June 16, 2011
Mississippi Kites copulating
Mississippi Kites copulating
Driving through the Midwest recently, flipping stations on a rental car radio looking for classic rock, I came across 1380AM (The Ticket), a sports talk show out of Lawton, Oklahoma.  The host and his two cronies, corroborating what women everywhere have always said, were discussing Maxim’s latest ranking of the world’s ten hottest women--whenever men get together it’s sports and sex, and not necessarily in that order.

I stayed for a couple minutes, heard one funny line (“If her back pockets meet, she’s definitely not top ten”), then moved on, but it got me to thinking about what attributes of birds are most attractive to birders, and how we rank the birds we like.  Most hard core birders have, even if it’s just a mental note, a “favorites” list, and favored families are often raptors, hummingbirds, or warblers.   What criteria inform these lists and why are raptors the “it” birds for so many despite their drab plumage and inability to sing?

On this trip I was spending late afternoons, the sun behind me, with a pair of Mississippi Kites I had found perched in the same creek bottom snags several days in a row.  Sure that they were establishing a nesting territory, I was trying to capture lifestyle images of these most graceful of aerialists, and my chain of thought after listening to the Maxim rankings led naturally to a personal ranking of North America’s raptors.

Raptors because they’re at the top of the food chain, fearsome and fearless hunters, untamable and free.  Raptors because of the awesome flight capabilities, the vision eight times more powerful than ours, the beak that is a shredding tool, the crushing talon strength and lethal claws.  Raptors because falconry became a sport for medieval royalty, a metaphor for war.  Here’s my list, in order.

BALD EAGLE—Yeah, I know Ben Franklin considered them piratical scavengers, but they will make their own kills and that ginormous beak is evolved to rip through the toughest fish scales.  They are our largest raptor, arguably our best species recovery story, and so deeply imbedded in our culture there wasn’t a dry eye in the house when Challenger swept down out of the night sky to land on his handler’s arm as Lee Greenwood sang “God Bless the USA” before the fourth game of the 2001 World Series, some six weeks after 9/11.  Our nation’s symbol.  You gotta love it.

PEREGRINE FALCON—Yeah, I know Gyrs are bigger, badder, rarer, and more remote, and an Arab oil sheik once offered to write the Air Force Academy a check for $25,000 on the spot in exchange for its white Gyrfalcon mascot, but I’ve watched Peregrines turn White-throated Swifts into feather rain.  Swifts are called swifts for a reason but Peregrines have been clocked in stoop as the fastest bird, and Peregrines are inarguably our best species recovery story.

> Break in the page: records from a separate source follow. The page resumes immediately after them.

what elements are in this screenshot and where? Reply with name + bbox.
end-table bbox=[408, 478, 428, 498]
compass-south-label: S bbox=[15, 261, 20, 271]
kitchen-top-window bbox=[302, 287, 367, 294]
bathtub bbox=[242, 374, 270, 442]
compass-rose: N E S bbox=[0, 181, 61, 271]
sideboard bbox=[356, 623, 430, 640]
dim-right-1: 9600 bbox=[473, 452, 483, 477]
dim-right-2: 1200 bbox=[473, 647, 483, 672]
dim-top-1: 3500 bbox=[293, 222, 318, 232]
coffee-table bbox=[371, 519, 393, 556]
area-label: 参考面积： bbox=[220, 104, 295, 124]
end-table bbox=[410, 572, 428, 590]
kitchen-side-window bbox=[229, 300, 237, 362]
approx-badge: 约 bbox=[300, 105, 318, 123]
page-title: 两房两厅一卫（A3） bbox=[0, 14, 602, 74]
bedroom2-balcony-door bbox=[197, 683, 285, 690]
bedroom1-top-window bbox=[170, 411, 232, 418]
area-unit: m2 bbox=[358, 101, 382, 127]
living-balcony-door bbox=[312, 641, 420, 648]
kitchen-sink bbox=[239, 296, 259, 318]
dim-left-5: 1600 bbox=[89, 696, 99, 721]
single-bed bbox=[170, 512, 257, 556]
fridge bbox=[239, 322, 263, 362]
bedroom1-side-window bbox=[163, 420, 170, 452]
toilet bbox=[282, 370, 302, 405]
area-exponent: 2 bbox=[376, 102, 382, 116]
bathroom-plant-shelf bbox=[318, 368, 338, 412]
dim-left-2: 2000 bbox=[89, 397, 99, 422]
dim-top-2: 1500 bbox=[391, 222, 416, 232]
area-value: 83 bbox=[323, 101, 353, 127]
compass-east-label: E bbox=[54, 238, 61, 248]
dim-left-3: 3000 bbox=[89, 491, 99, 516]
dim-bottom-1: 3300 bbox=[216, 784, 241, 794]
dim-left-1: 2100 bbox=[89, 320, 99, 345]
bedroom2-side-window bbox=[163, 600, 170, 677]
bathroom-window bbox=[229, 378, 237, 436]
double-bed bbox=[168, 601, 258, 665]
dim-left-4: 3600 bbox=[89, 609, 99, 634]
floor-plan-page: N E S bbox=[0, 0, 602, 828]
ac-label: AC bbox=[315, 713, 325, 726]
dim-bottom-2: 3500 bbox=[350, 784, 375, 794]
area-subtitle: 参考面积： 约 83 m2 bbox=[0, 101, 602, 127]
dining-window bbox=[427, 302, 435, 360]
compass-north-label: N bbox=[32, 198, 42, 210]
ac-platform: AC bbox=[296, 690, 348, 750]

GREAT HORNED OWL—Yeah, I know Snowy Owls are bigger, rarer, and more remote, but they’re not badder.  Great Horneds are the size of Red-tails, and they’ll take Red-tails.  And they’re urban owls.  They live right here with us in desert city.  Not a week goes by that I don’t hear or see one.  Oh, you forgot owls are raptors?  They take skunks by the dark of the moon.  And they take feral cats.  You gotta love that.

NORTHERN GOSHAWK—A bird specialist that combines Red-tail size with accipitrine ability to zig and zag through dense forest in prey pursuit is one awesome raptor.  And everything you’ve heard about Gos nest protection is true.  Been there, done that once in southern Arizona, staring right at a literal translation of “losing face.”

MISSISSIPPI KITE—This is a supreme aerialist that needs two flaps to launch, then spends hours aloft catching dragonflys on the wing without further wingbeats, even in the highest winds.  It’s little wonder man made toy kites were named after them or that, after nearly a week of daily observation, I fell in love and ranked them in my top five.

The accompanying Mississippi Kite images speak to the sport and the sexiness of raptor observation.  And a lot of women are raptor aficionados.  Oh, and I found that classic rock station.  It’s 104.7FM (The Bear) out of Wichita Falls, Texas.